REU: Closing the Gap between the Genotype and Phenotype by Elucidating Cellular Dynamics of Endosperm Development

Flowering plant seeds consist of the embryo, endosperm, and seed coat. In the model plant Arabidopsis thaliana, as in many crop plants such as soybean, rice, and maize, the embryo-nourishing endosperm undergoes unique development: nuclear division without cytokinesis, generating a coenocyte followed by cellularization. The duration of the coenocytic endosperm development is strongly associated with the final seed size; however, it is still not clear what cellular dynamics occur during this unique coenocytic endosperm development, what exactly is controlled in the endosperm by identified factors that determine the timing of cellularization, and how it all affects the subsequent seed development. This project aims to increase our understanding of the relationship between the endosperm genotypes and the subsequent seed phenotypes by revealing detailed coenocytic endosperm developmental dynamics. To accomplish this goal, we have established a time-lapse livecell imaging system to visualize Arabidopsis endosperm development. Our imaging showed the novel dynamics of filamentous actin (F-actin) and nuclei movement in the coenocytic endosperm.
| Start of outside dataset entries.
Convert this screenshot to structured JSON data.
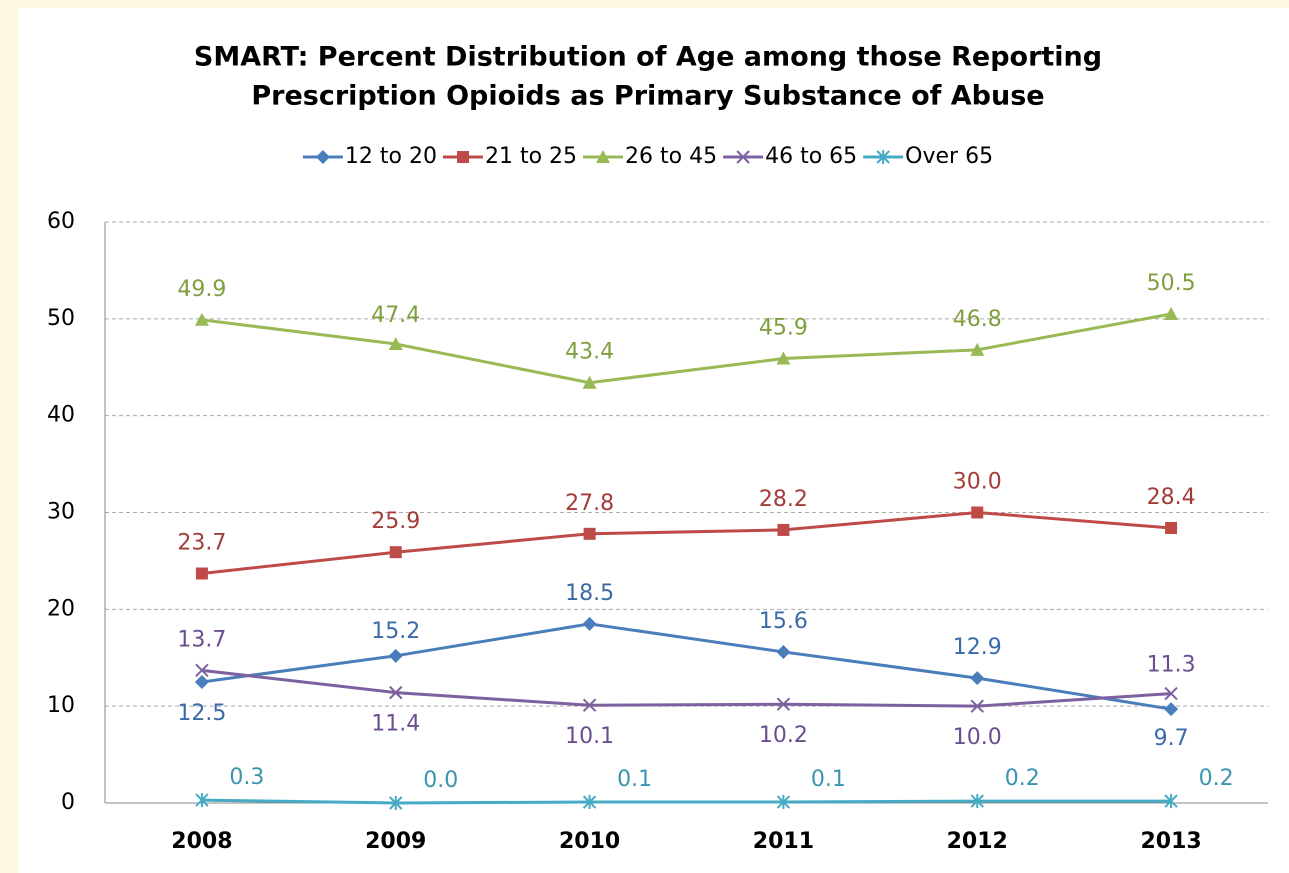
{
  "chart_data": {
    "type": "line",
    "title": [
      "SMART: Percent Distribution of Age among those Reporting",
      "Prescription Opioids as Primary Substance of Abuse"
    ],
    "categories": [
      "2008",
      "2009",
      "2010",
      "2011",
      "2012",
      "2013"
    ],
    "series": [
      {
        "name": "12 to 20",
        "color": "#4a7ebb",
        "values": [
          12.5,
          15.2,
          18.5,
          15.6,
          12.9,
          9.7
        ],
        "value_labels": [
          "12.5",
          "15.2",
          "18.5",
          "15.6",
          "12.9",
          "9.7"
        ]
      },
      {
        "name": "21 to 25",
        "color": "#be4b48",
        "values": [
          23.7,
          25.9,
          27.8,
          28.2,
          30.0,
          28.4
        ],
        "value_labels": [
          "23.7",
          "25.9",
          "27.8",
          "28.2",
          "30.0",
          "28.4"
        ]
      },
      {
        "name": "26 to 45",
        "color": "#98b954",
        "values": [
          49.9,
          47.4,
          43.4,
          45.9,
          46.8,
          50.5
        ],
        "value_labels": [
          "49.9",
          "47.4",
          "43.4",
          "45.9",
          "46.8",
          "50.5"
        ]
      },
      {
        "name": "46 to 65",
        "color": "#7d60a0",
        "values": [
          13.7,
          11.4,
          10.1,
          10.2,
          10.0,
          11.3
        ],
        "value_labels": [
          "13.7",
          "11.4",
          "10.1",
          "10.2",
          "10.0",
          "11.3"
        ]
      },
      {
        "name": "Over 65",
        "color": "#46aac5",
        "values": [
          0.3,
          0.0,
          0.1,
          0.1,
          0.2,
          0.2
        ],
        "value_labels": [
          "0.3",
          "0.0",
          "0.1",
          "0.1",
          "0.2",
          "0.2"
        ]
      }
    ],
    "ylim": [
      0,
      60
    ],
    "yticks": [
      0,
      10,
      20,
      30,
      40,
      50,
      60
    ],
    "grid": true,
    "legend": "top"
  }
}
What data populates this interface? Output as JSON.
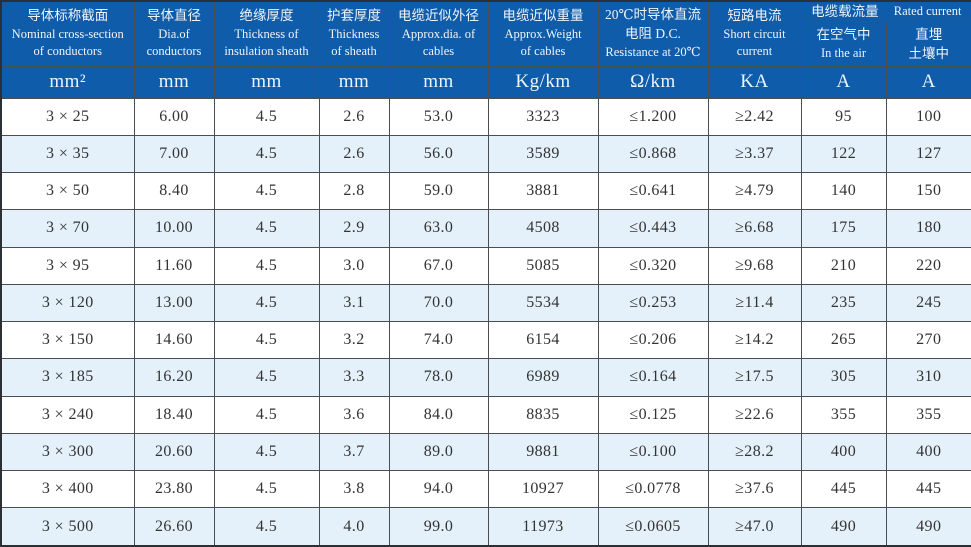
{
  "colors": {
    "header_bg": "#0f5caa",
    "header_text": "#eef4fa",
    "row_alt_bg": "#e4f1fa",
    "row_bg": "#ffffff",
    "grid_line": "#4a4e53",
    "outer_border": "#2c2f33",
    "cell_text": "#333333"
  },
  "header": {
    "cols": [
      {
        "l1": "导体标称截面",
        "l2": "Nominal cross-section",
        "l3": "of conductors"
      },
      {
        "l1": "导体直径",
        "l2": "Dia.of",
        "l3": "conductors"
      },
      {
        "l1": "绝缘厚度",
        "l2": "Thickness of",
        "l3": "insulation sheath"
      },
      {
        "l1": "护套厚度",
        "l2": "Thickness",
        "l3": "of sheath"
      },
      {
        "l1": "电缆近似外径",
        "l2": "Approx.dia. of",
        "l3": "cables"
      },
      {
        "l1": "电缆近似重量",
        "l2": "Approx.Weight",
        "l3": "of cables"
      },
      {
        "l1": "20℃时导体直流",
        "l2": "电阻 D.C.",
        "l3": "Resistance at 20℃"
      },
      {
        "l1": "短路电流",
        "l2": "Short circuit",
        "l3": "current"
      }
    ],
    "rated": {
      "zh": "电缆载流量",
      "en": "Rated current",
      "sub": [
        {
          "zh": "在空气中",
          "en": "In the air"
        },
        {
          "zh": "直埋",
          "en": "土壤中"
        }
      ]
    },
    "units": [
      "mm²",
      "mm",
      "mm",
      "mm",
      "mm",
      "Kg/km",
      "Ω/km",
      "KA",
      "A",
      "A"
    ]
  },
  "table": {
    "col_keys": [
      "cross-section",
      "conductor-dia",
      "insulation-thickness",
      "sheath-thickness",
      "approx-dia",
      "approx-weight",
      "dc-resistance",
      "short-circuit-current",
      "ampacity-air",
      "ampacity-buried"
    ],
    "rows": [
      [
        "3 × 25",
        "6.00",
        "4.5",
        "2.6",
        "53.0",
        "3323",
        "≤1.200",
        "≥2.42",
        "95",
        "100"
      ],
      [
        "3 × 35",
        "7.00",
        "4.5",
        "2.6",
        "56.0",
        "3589",
        "≤0.868",
        "≥3.37",
        "122",
        "127"
      ],
      [
        "3 × 50",
        "8.40",
        "4.5",
        "2.8",
        "59.0",
        "3881",
        "≤0.641",
        "≥4.79",
        "140",
        "150"
      ],
      [
        "3 × 70",
        "10.00",
        "4.5",
        "2.9",
        "63.0",
        "4508",
        "≤0.443",
        "≥6.68",
        "175",
        "180"
      ],
      [
        "3 × 95",
        "11.60",
        "4.5",
        "3.0",
        "67.0",
        "5085",
        "≤0.320",
        "≥9.68",
        "210",
        "220"
      ],
      [
        "3 × 120",
        "13.00",
        "4.5",
        "3.1",
        "70.0",
        "5534",
        "≤0.253",
        "≥11.4",
        "235",
        "245"
      ],
      [
        "3 × 150",
        "14.60",
        "4.5",
        "3.2",
        "74.0",
        "6154",
        "≤0.206",
        "≥14.2",
        "265",
        "270"
      ],
      [
        "3 × 185",
        "16.20",
        "4.5",
        "3.3",
        "78.0",
        "6989",
        "≤0.164",
        "≥17.5",
        "305",
        "310"
      ],
      [
        "3 × 240",
        "18.40",
        "4.5",
        "3.6",
        "84.0",
        "8835",
        "≤0.125",
        "≥22.6",
        "355",
        "355"
      ],
      [
        "3 × 300",
        "20.60",
        "4.5",
        "3.7",
        "89.0",
        "9881",
        "≤0.100",
        "≥28.2",
        "400",
        "400"
      ],
      [
        "3 × 400",
        "23.80",
        "4.5",
        "3.8",
        "94.0",
        "10927",
        "≤0.0778",
        "≥37.6",
        "445",
        "445"
      ],
      [
        "3 × 500",
        "26.60",
        "4.5",
        "4.0",
        "99.0",
        "11973",
        "≤0.0605",
        "≥47.0",
        "490",
        "490"
      ]
    ]
  }
}
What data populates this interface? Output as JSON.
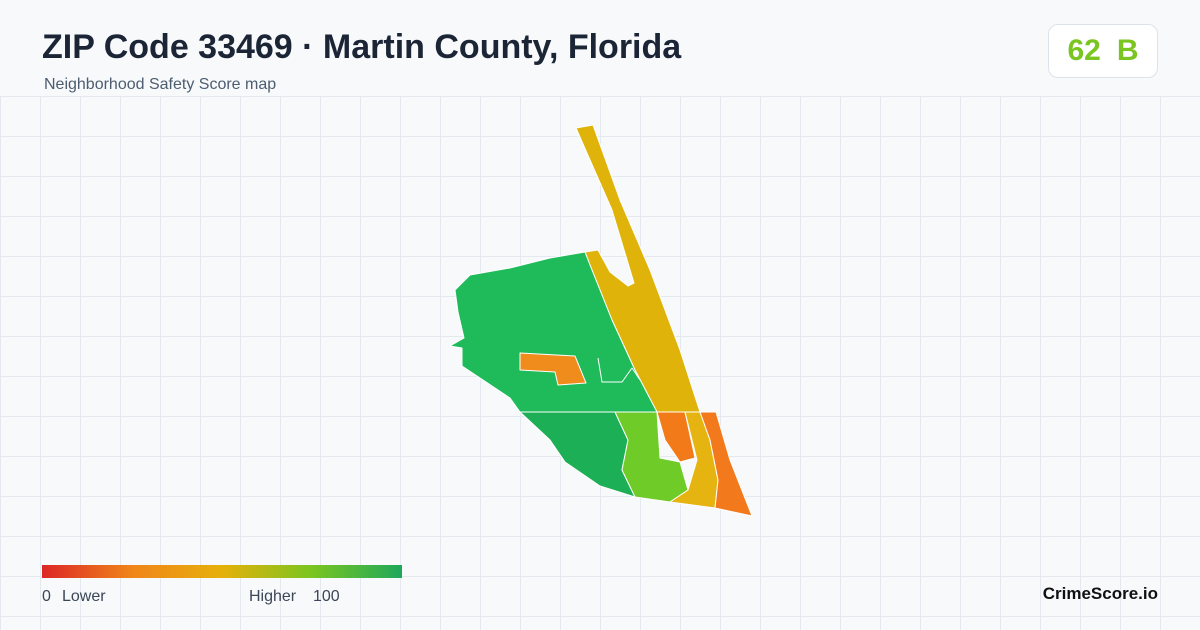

Furthermore, manipulations of F-actin itself and F-actin regulators in the early-phase coenocytic endosperm caused changes the final seed size. Investigating further how F-actin participates in coenocytic endosperm development as well as what cellular and molecular changes occur in previously identified genetic and epigenetic factors will provide a massing link between the endosperm genotypes and the seed phenotypes, contributing to a comprehensive understanding of seed development. Understanding early-phase coenocytic endosperm development is also important not only for insight into plant cellular biology, but also from an agricultural perspective to increase yields with larger crop seeds.